А именно: Симе дали однокомнатную квартиру с газом. Сима очень был рад. А напротив было общежитие педучилища.
И в этом самом педучилище в окошках постоянно раздевались и одевались девки. Сима им делал знаки, и они приходили к нему домой.
– И сосали из меня кровь и монеты, – приходил Сима в возбуждение. – Это были чистые пьявки, а не будущие учителя
Далее – все очень просто.

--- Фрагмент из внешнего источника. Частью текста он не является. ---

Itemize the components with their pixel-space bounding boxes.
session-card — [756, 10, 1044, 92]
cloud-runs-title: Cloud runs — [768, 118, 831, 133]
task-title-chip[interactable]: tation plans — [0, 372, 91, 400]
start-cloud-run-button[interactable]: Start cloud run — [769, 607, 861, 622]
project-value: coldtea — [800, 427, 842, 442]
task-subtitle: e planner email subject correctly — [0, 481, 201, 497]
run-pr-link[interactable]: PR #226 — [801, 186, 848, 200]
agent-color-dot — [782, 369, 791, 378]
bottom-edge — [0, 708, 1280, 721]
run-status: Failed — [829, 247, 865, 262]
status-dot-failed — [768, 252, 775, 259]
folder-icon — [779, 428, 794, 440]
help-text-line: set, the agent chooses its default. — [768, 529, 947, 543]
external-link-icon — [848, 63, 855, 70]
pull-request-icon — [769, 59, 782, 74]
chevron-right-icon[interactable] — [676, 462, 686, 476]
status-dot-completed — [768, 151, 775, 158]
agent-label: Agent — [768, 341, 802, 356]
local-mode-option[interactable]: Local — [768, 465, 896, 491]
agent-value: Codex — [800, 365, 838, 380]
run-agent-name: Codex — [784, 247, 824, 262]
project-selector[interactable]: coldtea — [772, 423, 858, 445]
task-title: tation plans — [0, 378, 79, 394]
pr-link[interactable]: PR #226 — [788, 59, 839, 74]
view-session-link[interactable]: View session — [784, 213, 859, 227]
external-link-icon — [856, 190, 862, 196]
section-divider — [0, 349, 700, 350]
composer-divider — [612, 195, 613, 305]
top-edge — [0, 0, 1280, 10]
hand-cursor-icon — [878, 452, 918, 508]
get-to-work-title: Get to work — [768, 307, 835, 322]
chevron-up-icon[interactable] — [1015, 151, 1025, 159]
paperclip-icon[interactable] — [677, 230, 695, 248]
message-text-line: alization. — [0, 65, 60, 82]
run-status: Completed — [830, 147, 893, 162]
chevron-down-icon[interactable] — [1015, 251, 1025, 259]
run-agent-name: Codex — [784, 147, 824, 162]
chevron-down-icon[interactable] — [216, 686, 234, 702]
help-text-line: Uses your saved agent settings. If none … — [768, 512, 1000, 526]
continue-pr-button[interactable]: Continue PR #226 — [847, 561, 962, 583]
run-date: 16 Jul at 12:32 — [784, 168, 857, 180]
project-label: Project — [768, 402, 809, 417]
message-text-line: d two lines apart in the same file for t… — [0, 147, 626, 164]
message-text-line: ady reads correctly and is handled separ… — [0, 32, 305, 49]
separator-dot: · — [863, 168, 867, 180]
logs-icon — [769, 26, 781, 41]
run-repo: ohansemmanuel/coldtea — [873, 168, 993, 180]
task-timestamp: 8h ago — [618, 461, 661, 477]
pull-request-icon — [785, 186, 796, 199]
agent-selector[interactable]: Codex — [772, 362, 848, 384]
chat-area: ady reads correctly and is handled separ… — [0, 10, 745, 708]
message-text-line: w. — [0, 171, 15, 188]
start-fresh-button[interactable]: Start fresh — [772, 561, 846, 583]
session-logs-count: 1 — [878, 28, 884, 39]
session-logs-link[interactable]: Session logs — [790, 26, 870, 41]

Денег стало не хватать, Сима приучился хапать.
– Сколько веровочке ни виться конец будет с кем поведешься от того и наберешься шила в мешке не утаишь Аминь, – так обычно заканчивал Сима свой грустный рассказ
С утра до ночи Весьма успешно Рабочие уже поставили им швеллер, который торчал над кладкой, угрожая сорваться и прихлопнуть кого-нибудь. Так что нужно было начинать бетонные работы.
И несомненно начали бы, а только однажды Сима Кучкин встал утром весь желтый. Он был желтый, как китаец или лимон, и жаловался, что его тошнит и что он, потея, не мог уснуть всю ночь. Отправленный к врачу, он оказался желтушечным больным, и его забрали в инфекционную палату. Где он и лежал, ничего не делая, худея и принимая от друзей складные передачи.
И друзья, которым сделали прививку гамма-глобулина, поняли, что Сима как работник кончился, потому что, будучи бичом, постарается пролежать в больнице, покуда его оттуда не выгонят взашей.
Они поняли это, когда увидели в форточке улыбающееся и веселое кучкинское лицо и рот, который нахально декламировал:
– Алкоголизм – вреднейший пережиток. Здоровья враг, источник зла и пыток.
В общем, друзья выделили ему долю и прекратили посещения.
Они немного поработали в одиночестве, но вдвоем работать было крайне несподручно, медленно, а главное – скучно. И молодые люди почувствовали к работе крайнее отвращение.
А еще директор. Приходил опять и опять и все твердил:
– Вы смотрите, срок есть срок.
И вот как-то раз сидели они в столовой, которая уже была закрытая на обед, а их пустили по блату.